Rufus wiped his face on his shirt. “A few weeks ago, I told Dr. Donna that when I feel like shit, when I can’t get out of bed or I can’t breathe, I always think about you. Thinking about you makes me feel a little better—a little more sane. Then I started worrying that that’s probably not healthy and I should figure out a better coping method because it puts too much expectation on you. That thought turned into disappointing you, which snowballed into you being unhappy with me, and now I can’t stop thinking about how I’m probably making you miserable because I’m being selfish—asking you to live in a place with too much noise and too many people when I know you actively despise both.
“I just… I don’t want to go to therapy tomorrow. I don’t want to talk about how scared I am to lose the one good thing in my life, but how it feels inevitable and I should sabotage my relationship now so it hurts less later.”
The radiator gurgled. Sam wiped his mouth. Then he came across the room and wrapped Rufus in a hug. “You’re not making me miserable. I love you. I don’t know what to say about the rest of it; we’ll figure it out.”
Rufus put his arms around Sam’s neck and said against his shoulder, “I thought therapy was supposed to feel good, but every step forward feels like three steps back.”
“Maybe every step forward is three sideways.” Sam smiled against the side of Rufus’s head. “That would be about right for us.”
“Sounds like a dance move white boys do at prom.”

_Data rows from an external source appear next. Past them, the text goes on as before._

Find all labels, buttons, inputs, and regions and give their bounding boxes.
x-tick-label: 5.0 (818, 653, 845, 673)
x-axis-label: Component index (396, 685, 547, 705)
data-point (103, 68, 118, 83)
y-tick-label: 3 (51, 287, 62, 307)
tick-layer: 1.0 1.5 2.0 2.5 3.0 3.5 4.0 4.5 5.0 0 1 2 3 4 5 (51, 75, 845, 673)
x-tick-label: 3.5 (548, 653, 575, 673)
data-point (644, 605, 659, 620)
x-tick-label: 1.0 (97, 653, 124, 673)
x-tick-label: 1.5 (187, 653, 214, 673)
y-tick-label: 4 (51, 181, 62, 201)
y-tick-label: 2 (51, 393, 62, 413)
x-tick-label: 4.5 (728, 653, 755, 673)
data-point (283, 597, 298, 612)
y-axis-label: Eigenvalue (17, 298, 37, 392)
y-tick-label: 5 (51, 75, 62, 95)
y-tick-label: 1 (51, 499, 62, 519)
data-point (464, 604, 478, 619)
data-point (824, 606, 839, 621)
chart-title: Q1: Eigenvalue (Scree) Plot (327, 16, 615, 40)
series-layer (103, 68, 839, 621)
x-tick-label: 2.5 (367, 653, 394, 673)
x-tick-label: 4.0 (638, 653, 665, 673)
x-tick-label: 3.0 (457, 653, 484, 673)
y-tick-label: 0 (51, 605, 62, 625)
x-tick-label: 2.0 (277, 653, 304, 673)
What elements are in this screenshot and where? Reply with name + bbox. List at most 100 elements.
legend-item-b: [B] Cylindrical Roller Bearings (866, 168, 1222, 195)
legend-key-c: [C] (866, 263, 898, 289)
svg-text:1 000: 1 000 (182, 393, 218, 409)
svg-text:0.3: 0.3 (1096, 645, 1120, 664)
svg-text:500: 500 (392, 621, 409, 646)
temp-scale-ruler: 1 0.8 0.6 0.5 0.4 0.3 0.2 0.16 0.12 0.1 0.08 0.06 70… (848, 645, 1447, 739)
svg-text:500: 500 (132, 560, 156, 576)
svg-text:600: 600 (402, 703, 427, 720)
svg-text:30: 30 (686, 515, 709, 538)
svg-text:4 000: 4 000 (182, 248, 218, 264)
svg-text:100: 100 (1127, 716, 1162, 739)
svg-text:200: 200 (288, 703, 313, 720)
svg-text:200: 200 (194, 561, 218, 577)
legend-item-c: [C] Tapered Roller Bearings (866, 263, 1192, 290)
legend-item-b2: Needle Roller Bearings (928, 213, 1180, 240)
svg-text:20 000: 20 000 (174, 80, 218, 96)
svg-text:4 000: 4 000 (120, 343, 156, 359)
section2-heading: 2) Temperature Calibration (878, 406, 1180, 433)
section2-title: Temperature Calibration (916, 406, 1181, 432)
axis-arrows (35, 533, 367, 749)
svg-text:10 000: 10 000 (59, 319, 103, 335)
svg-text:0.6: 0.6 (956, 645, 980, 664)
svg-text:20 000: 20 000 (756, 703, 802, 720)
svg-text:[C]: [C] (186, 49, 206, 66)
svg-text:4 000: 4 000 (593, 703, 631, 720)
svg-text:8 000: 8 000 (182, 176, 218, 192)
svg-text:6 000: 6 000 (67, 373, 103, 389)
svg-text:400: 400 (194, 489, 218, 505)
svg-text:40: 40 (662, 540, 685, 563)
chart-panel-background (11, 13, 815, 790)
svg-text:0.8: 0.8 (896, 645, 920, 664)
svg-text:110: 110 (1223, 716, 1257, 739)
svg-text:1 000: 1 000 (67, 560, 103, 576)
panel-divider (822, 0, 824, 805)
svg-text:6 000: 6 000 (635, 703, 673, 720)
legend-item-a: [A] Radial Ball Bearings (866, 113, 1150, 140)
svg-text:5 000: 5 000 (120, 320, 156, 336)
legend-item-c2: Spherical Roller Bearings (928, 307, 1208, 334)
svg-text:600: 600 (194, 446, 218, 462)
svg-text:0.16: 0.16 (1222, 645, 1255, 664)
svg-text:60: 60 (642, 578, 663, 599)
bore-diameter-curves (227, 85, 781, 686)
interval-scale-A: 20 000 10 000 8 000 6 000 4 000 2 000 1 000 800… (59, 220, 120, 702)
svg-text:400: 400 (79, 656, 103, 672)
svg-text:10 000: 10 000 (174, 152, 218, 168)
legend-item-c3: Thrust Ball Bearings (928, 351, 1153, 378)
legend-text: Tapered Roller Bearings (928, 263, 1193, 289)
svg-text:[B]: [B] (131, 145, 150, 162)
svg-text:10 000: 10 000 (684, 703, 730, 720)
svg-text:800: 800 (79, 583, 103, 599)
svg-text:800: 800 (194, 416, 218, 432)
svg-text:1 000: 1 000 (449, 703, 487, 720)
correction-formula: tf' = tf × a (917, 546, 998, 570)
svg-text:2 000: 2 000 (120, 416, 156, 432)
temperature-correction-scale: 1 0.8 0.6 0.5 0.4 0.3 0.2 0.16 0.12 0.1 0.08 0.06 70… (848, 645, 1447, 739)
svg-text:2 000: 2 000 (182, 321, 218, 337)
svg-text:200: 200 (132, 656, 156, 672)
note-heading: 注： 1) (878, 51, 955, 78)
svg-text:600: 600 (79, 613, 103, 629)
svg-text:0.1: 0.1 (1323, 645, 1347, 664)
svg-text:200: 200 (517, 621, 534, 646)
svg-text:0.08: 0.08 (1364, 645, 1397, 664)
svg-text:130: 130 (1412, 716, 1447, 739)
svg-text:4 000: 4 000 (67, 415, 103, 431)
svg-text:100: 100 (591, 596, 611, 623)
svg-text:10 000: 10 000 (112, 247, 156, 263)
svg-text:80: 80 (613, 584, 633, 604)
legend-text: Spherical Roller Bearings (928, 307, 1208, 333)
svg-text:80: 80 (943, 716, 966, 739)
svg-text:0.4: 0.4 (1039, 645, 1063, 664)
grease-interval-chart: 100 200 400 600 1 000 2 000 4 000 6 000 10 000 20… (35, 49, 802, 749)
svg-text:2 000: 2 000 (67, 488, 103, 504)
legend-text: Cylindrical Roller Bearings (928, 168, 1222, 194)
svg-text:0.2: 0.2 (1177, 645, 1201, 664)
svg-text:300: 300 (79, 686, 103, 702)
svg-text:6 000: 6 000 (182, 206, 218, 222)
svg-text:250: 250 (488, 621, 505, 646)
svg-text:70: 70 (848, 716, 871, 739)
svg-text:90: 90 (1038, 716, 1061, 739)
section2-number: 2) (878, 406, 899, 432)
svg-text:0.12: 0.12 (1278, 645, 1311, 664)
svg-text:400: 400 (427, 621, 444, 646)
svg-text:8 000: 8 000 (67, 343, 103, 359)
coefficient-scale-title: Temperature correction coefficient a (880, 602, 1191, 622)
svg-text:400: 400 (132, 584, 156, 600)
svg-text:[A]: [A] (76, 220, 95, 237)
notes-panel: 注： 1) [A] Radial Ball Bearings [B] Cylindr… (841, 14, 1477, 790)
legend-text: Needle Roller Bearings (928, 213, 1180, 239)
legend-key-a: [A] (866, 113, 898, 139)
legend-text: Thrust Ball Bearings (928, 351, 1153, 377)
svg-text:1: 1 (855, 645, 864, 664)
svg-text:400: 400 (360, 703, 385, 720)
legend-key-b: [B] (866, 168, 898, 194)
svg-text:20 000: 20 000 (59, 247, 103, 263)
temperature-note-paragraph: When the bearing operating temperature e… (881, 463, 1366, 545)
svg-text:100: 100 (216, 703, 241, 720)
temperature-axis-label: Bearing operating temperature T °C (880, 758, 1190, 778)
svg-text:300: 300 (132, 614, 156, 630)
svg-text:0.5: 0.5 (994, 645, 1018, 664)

“Good God,” Sam said and huffed a laugh. Then he turned Rufus’s face up and kissed him.
“I’m sorry. You’ve got enough to think about. I didn’t mean to let all the batshit crazy out.”
“We carry each other’s batshit crazy.” Sam tugged on the hem of Rufus’s shirt. “That’s kind of the whole point.”
Rufus smiled. It felt a little out-of-body, but he hadn’t had a panic attack. A few months ago, hell, a few weeks ago, he probably would have. He molded himself to Sam’s body, breathed when he breathed. “I thought that was some weird kink we shared.”
Chapter Eleven
The next day, the Javits was even busier. People thronged the atrium, shouting to be heard over each other, with enough cologne and perfume in the air to make Sam think a brothel had exploded inside a Bath & Body Works. It was so overwhelming that he barely felt his phone buzz.